Alors, nous dit saint Paul, « recherchez les réalités d’en haut, c’est là qu’est le Christ. Pensez aux réalités d’en haut, non à celles de la terre… » (Col 3, 1-3). L’Ascension nous détournerait ainsi de la terre et des hommes. Il est vrai qu’à certaines époques, les chrétiens ont succombé à cette tentation. À force, comme les apôtres, de fixer le ciel, ils en étaient arrivés à mépriser cette terre et la condition humaine. La vie dans ce monde était vécue comme un temps d’épreuve, une sorte de test pour obtenir le droit d’entrer au ciel, notre véritable destination. La prière du Salve Regina exprime bien cette conception. S’adressant à la Vierge Marie, elle dit : « Vers toi nous élevons nos cris, pauvres enfants d’Ève exilés. Vers toi nous soupirons, gémissant et pleurant dans cette vallée de larmes. »

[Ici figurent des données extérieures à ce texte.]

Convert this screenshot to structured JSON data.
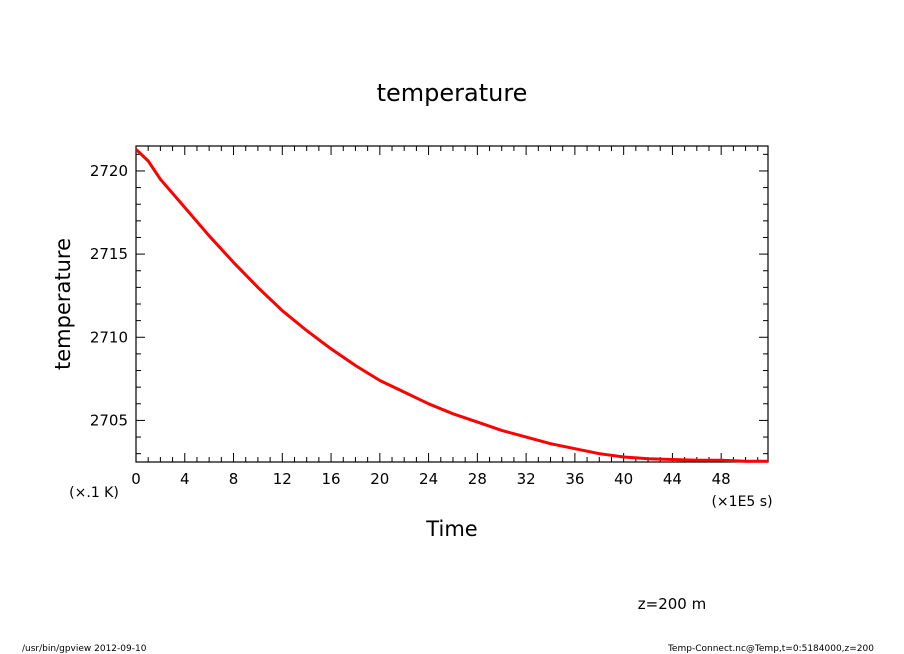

En contre-point à ce regard exclusif tourné vers le ciel, les anges nous interrogent. Pourquoi restez-vous là à regarder vers le ciel ? Le départ du Christ est appel à l’engagement en ce monde. La foi n’est pas une fuite ou une démission. Elle ne se satisfait pas de cette terre telle qu’elle est, souvent une sinistre vallée de larmes pour bien des hommes et des femmes. Un autre monde est possible, une autre terre est attendue.

Au cœur de l’histoire, le chrétien avance en boitant, les pieds dans la glaise, et même dans la boue, mais tout autant tendu vers Celui qui nous attend au ciel, auprès de Dieu. L’Ascension, loin de nous détourner de la terre et de l’humain, nous y ramène. Elle définit le point stratégique de toute vie chrétienne : tendue entre le désir du ciel et le service des hommes.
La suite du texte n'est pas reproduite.